Practicing California doctors now have until June 27 to post signs in their offices or—if they don't have an office—to otherwise notify their patients in writing the name of the licensing agency to call with quality of care complaints.

The new regulation is designed to "inform consumers where to go for information or with a complaint about California medical doctors," according to a statement from the Medical Board of California, the disciplinary and licensing agency for the state's 125,000 doctors.

The wall notification must say, in bold, conspicuous type:

NOTICE TO CONSUMERS
Medical doctors are licensed and regulated by the
Medical Board of California
(800) 633-2322
www.mbc.ca.gov

"The Medical Board's mandate is public protection, and this new requirement will assist patients by directing them to our Web site and our call center, where they can access very basic yet important information about our public services," says Medical Board President Barbara Yaroslavsky. "And it will take very little effort for physicians to comply."

The regulation has been over a year in the making, and is not popular with the California Medical Association, whose officials characterized the proposed rule as one that could erode the doctor-patient relationship.

Any of the state's 125,000 physicians who treat, test, or diagnose patients must comply with the rule.

CMA trustee Ted Mazer, MD, has been an outspoken opponent of the notification rule.

"The effort appears aimed at putting a wedge between patient and physician under the guise of improved consumer education," Mazer says. "Why then only physicians, rather than attorneys and other professionals having to tell new and existing clients in bold print who they should complain to?"

He adds that "if this were an even-handed effort for consumer protection, it would apply across the board, not just to doctors who need their patient's trust rather than suspicion. There are already numerous ways for consumers to find out where to report their concerns about doctors, without starting the relationship with a sign telling them how to report their doctor."

Mazer says "physicians will obviously comply with this poorly conceived regulation, wasting more resources on things that do not improve patient care."

Under the new rule, physicians must provide the notice in one of three ways:

  • Prominently post a sign in an area of their offices conspicuous to patients.
  • Include the notice in a written statement, signed and dated by the patient or patient's representative, and kept in that patient's file.
  • Include the notice in a statement on letterhead, discharge instructions, or other document given to a patient or the patient's representative, where the notice is placed immediately above the signature line for the patient in specified type.

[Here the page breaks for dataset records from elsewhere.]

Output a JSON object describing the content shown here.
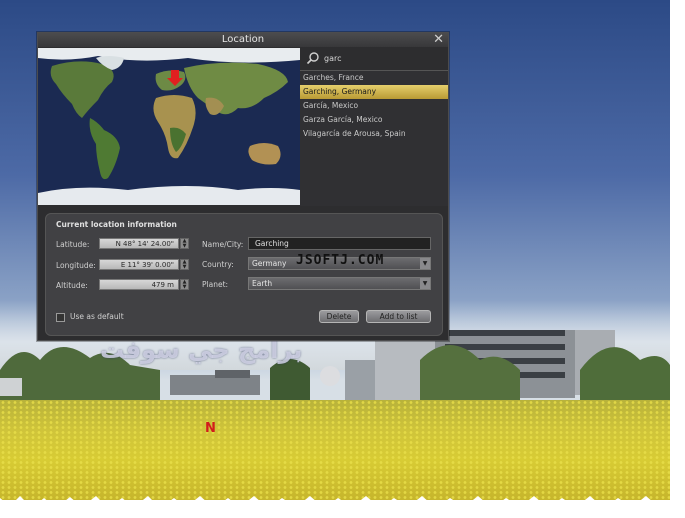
{
  "dialog": {
    "title": "Location",
    "close_icon": "close-icon"
  },
  "search": {
    "value": "garc",
    "icon": "search-icon"
  },
  "results": [
    {
      "label": "Garches, France",
      "selected": false
    },
    {
      "label": "Garching, Germany",
      "selected": true
    },
    {
      "label": "García, Mexico",
      "selected": false
    },
    {
      "label": "Garza García, Mexico",
      "selected": false
    },
    {
      "label": "Vilagarcía de Arousa, Spain",
      "selected": false
    }
  ],
  "info": {
    "title": "Current location information",
    "latitude_label": "Latitude:",
    "latitude_value": "N 48° 14' 24.00\"",
    "longitude_label": "Longitude:",
    "longitude_value": "E 11° 39' 0.00\"",
    "altitude_label": "Altitude:",
    "altitude_value": "479 m",
    "name_label": "Name/City:",
    "name_value": "Garching",
    "country_label": "Country:",
    "country_value": "Germany",
    "planet_label": "Planet:",
    "planet_value": "Earth",
    "use_default_label": "Use as default",
    "use_default_checked": false,
    "delete_label": "Delete",
    "add_label": "Add to list"
  },
  "background": {
    "compass_label": "N",
    "watermark_latin": "JSOFTJ.COM",
    "watermark_arabic": "برامج جي سوفت"
  },
  "colors": {
    "selection": "#d4b54c",
    "dialog_bg": "#2d2d2f",
    "compass": "#d21c1c"
  }
}
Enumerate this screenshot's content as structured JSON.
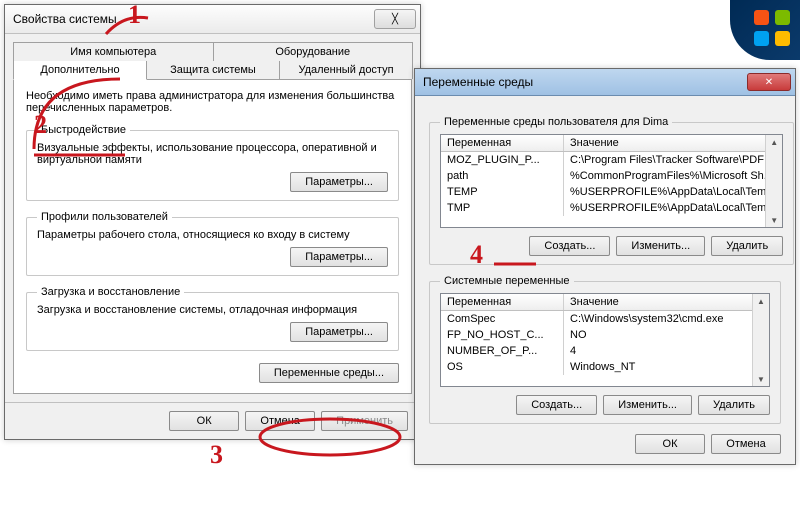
{
  "sysprops": {
    "title": "Свойства системы",
    "tabs_row1": [
      "Имя компьютера",
      "Оборудование"
    ],
    "tabs_row2": [
      "Дополнительно",
      "Защита системы",
      "Удаленный доступ"
    ],
    "intro": "Необходимо иметь права администратора для изменения большинства перечисленных параметров.",
    "perf_legend": "Быстродействие",
    "perf_text": "Визуальные эффекты, использование процессора, оперативной и виртуальной памяти",
    "profiles_legend": "Профили пользователей",
    "profiles_text": "Параметры рабочего стола, относящиеся ко входу в систему",
    "boot_legend": "Загрузка и восстановление",
    "boot_text": "Загрузка и восстановление системы, отладочная информация",
    "params_btn": "Параметры...",
    "envvars_btn": "Переменные среды...",
    "ok": "ОК",
    "cancel": "Отмена",
    "apply": "Применить"
  },
  "envdlg": {
    "title": "Переменные среды",
    "user_legend": "Переменные среды пользователя для Dima",
    "sys_legend": "Системные переменные",
    "col_var": "Переменная",
    "col_val": "Значение",
    "user_rows": [
      {
        "name": "MOZ_PLUGIN_P...",
        "value": "C:\\Program Files\\Tracker Software\\PDF ..."
      },
      {
        "name": "path",
        "value": "%CommonProgramFiles%\\Microsoft Sh..."
      },
      {
        "name": "TEMP",
        "value": "%USERPROFILE%\\AppData\\Local\\Temp"
      },
      {
        "name": "TMP",
        "value": "%USERPROFILE%\\AppData\\Local\\Temp"
      }
    ],
    "sys_rows": [
      {
        "name": "ComSpec",
        "value": "C:\\Windows\\system32\\cmd.exe"
      },
      {
        "name": "FP_NO_HOST_C...",
        "value": "NO"
      },
      {
        "name": "NUMBER_OF_P...",
        "value": "4"
      },
      {
        "name": "OS",
        "value": "Windows_NT"
      }
    ],
    "create": "Создать...",
    "edit": "Изменить...",
    "delete": "Удалить",
    "ok": "ОК",
    "cancel": "Отмена"
  },
  "annotations": {
    "n1": "1",
    "n2": "2",
    "n3": "3",
    "n4": "4"
  }
}
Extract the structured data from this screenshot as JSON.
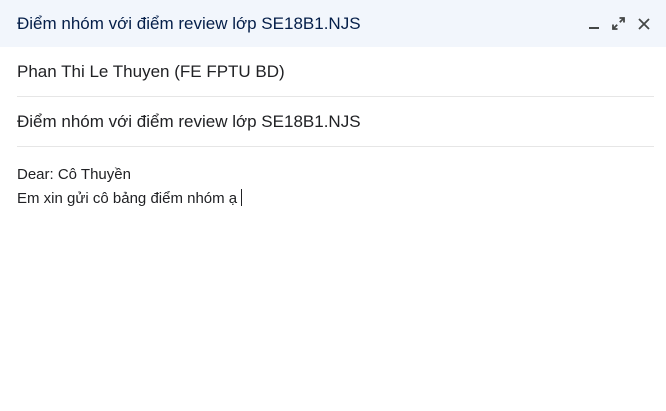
{
  "header": {
    "title": "Điểm nhóm với điểm review lớp SE18B1.NJS",
    "icons": [
      "minimize-icon",
      "expand-icon",
      "close-icon"
    ]
  },
  "recipient": {
    "value": "Phan Thi Le Thuyen (FE FPTU BD)"
  },
  "subject": {
    "value": "Điểm nhóm với điểm review lớp SE18B1.NJS"
  },
  "body": {
    "lines": [
      "Dear: Cô Thuyền",
      "Em xin gửi cô bảng điểm nhóm ạ"
    ]
  },
  "colors": {
    "header_bg": "#f2f6fc",
    "header_text": "#041e49",
    "divider": "#e6e6e6"
  }
}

"The three options are designed to serve a multitude of practice settings, including emergency departments, skilled nursing facilities, and surgical settings," according to Candis Cohen, spokeswoman for the Medical Board.

California is not the only state with a posting requirement for doctors. Texas, Kansas, Georgia, and Idaho are among other states that have similar sign rules.

After more than a year in the regulatory process, the new rule stemmed from concerns by some board members and patient advocates that many patients injured by providers seek remedies through lawsuits without notifying the agency that could discipline physicians for that wrongful conduct.

Once the medical board files accusations against misbehaving doctors, they are posted on the medical board's Web site and may serve as a warning for patients who might choose those practitioners for their care.

Last year, one member of the medical board, Woodside plastic surgeon Mary Lynn Moran, MD, said that such signs are required for cabdrivers.

"It should certainly be expected of physicians to let the public know that they are held to a set of standards and regulated by the state," she said.